In situ study of low-temperature dry reforming of methane over La2Ce2O7 and LaNiO3 mixed oxides

Dry reforming of methane (DRM) is a promising process to generate synthetic gas with a low H-2/CO ratio. The main issues in DRM are the deposition of carbon over the catalyst and active metal sintering. Pyrochlores and perovskites are stable materials with properties that can overcome these challenges due to the presence of well dispersed active metal and oxygen vacancies. La2Ce2O7 and LaNiO3 mixed oxides containing 5 wt% of nickel were synthesized by modified Pechini and hydrothermal methods. The reduction of the La2Ce2O7 and LaNiO3 mixed materials was followed by in situ X-ray diffraction, ambient pressure X-ray photoelectron spectroscopy (APXPS), and X-ray absorption near edge structure.
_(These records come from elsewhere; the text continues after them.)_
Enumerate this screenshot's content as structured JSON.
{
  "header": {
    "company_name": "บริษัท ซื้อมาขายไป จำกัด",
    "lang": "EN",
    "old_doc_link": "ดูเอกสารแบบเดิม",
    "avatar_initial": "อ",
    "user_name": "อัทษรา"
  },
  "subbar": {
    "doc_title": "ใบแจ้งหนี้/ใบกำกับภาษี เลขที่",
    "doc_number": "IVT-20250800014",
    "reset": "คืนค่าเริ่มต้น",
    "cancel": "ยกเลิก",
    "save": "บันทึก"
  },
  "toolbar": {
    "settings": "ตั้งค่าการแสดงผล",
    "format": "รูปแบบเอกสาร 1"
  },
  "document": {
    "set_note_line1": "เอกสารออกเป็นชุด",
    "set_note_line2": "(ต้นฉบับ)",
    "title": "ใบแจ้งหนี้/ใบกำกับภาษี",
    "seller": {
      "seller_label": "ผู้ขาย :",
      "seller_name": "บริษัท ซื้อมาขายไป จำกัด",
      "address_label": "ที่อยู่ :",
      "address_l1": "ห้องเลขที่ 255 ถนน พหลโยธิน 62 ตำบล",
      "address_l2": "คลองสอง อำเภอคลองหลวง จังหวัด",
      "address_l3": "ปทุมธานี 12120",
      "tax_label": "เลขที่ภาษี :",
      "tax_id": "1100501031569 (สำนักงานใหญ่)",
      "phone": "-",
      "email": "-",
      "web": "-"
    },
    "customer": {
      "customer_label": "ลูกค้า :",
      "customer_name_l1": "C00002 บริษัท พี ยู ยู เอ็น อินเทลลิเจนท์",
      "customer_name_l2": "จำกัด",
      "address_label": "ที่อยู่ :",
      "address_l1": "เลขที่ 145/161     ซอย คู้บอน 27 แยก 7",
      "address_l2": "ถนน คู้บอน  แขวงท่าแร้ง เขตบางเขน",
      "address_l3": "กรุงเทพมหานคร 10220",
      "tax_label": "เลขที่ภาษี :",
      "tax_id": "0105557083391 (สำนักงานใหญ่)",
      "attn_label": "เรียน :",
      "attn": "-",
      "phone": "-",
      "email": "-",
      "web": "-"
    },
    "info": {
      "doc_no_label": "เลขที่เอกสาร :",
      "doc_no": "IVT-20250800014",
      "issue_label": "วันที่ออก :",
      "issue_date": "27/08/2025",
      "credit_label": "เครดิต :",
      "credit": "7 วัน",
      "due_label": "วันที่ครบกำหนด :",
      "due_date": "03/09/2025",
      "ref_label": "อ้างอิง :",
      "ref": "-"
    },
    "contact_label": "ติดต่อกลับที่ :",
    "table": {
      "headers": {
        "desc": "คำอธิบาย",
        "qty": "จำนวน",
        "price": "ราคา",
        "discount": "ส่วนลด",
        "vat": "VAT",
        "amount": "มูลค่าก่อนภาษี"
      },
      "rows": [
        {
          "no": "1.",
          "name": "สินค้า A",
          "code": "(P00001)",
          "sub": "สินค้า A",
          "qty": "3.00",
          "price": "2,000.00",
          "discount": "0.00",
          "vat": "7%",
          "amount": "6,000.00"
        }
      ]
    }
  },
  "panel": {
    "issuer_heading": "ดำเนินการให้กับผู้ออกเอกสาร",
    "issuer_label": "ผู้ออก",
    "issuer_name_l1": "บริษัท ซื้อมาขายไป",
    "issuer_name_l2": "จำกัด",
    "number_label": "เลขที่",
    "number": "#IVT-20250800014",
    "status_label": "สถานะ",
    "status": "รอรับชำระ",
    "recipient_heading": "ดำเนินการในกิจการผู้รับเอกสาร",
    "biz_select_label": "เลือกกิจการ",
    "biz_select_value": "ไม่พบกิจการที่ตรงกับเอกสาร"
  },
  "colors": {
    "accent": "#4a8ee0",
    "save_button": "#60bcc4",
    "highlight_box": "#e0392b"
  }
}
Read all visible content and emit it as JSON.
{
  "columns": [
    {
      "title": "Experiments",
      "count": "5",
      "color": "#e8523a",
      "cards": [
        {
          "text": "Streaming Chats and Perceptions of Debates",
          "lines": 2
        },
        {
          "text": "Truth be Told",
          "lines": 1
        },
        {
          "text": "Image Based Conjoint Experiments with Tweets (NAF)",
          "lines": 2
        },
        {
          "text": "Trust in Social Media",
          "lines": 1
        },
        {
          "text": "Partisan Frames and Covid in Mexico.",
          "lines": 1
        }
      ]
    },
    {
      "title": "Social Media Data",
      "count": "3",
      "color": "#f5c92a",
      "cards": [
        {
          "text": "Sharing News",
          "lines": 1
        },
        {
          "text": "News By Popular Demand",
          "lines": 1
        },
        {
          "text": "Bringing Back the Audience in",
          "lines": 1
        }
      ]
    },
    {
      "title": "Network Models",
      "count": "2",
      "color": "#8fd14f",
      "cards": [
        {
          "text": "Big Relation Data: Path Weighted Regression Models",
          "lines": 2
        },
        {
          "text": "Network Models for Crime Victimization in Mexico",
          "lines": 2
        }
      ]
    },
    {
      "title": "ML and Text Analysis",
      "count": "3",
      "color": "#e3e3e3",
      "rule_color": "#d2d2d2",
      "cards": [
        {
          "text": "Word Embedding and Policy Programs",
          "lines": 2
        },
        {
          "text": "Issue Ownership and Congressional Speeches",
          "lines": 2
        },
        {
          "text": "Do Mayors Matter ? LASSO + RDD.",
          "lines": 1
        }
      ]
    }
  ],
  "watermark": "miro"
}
An oxygen-deficient perovskite La2Ni2O5 was identified already at room temperature. Both catalysts were stable during the performance test at low-(600 degrees C) and high-(850 degrees C) temperature DRM reaction, thanks to a negligible carbon accumulation on the catalyst surface. The high amount of electrophilic oxygen species, oxygen vacancies and basic sites detected correlates with the high catalytic activity. The material synthesized by hydrothermal method showed the highest conversion and yield. The better performance in this catalyst was related to higher amount of intermediate basic sites, oxygen vacancies and greater interaction between nickel and cerium. The reaction mechanism proposed in these materials takes into account the intermediates CHx and adsorbed O/OH, which were observed by means of APXPS.

Automated summary

Dry reforming of methane (DRM) is a promising process for generating synthetic gas with a low H-2/CO ratio. The main challenges in DRM, carbon deposition and active metal sintering, can be overcome by using stable materials like pyrochlores and perovskites. By synthesizing La2Ce2O7 and LaNiO3 mixed oxides using modified Pechini and hydrothermal methods, this study demonstrated their stability and high catalytic activity during low-temperature and high-temperature DRM reactions. The catalyst synthesized through the hydrothermal method showed the best performance, attributed to its abundant basic sites, oxygen vacancies, and strong interaction between nickel and cerium.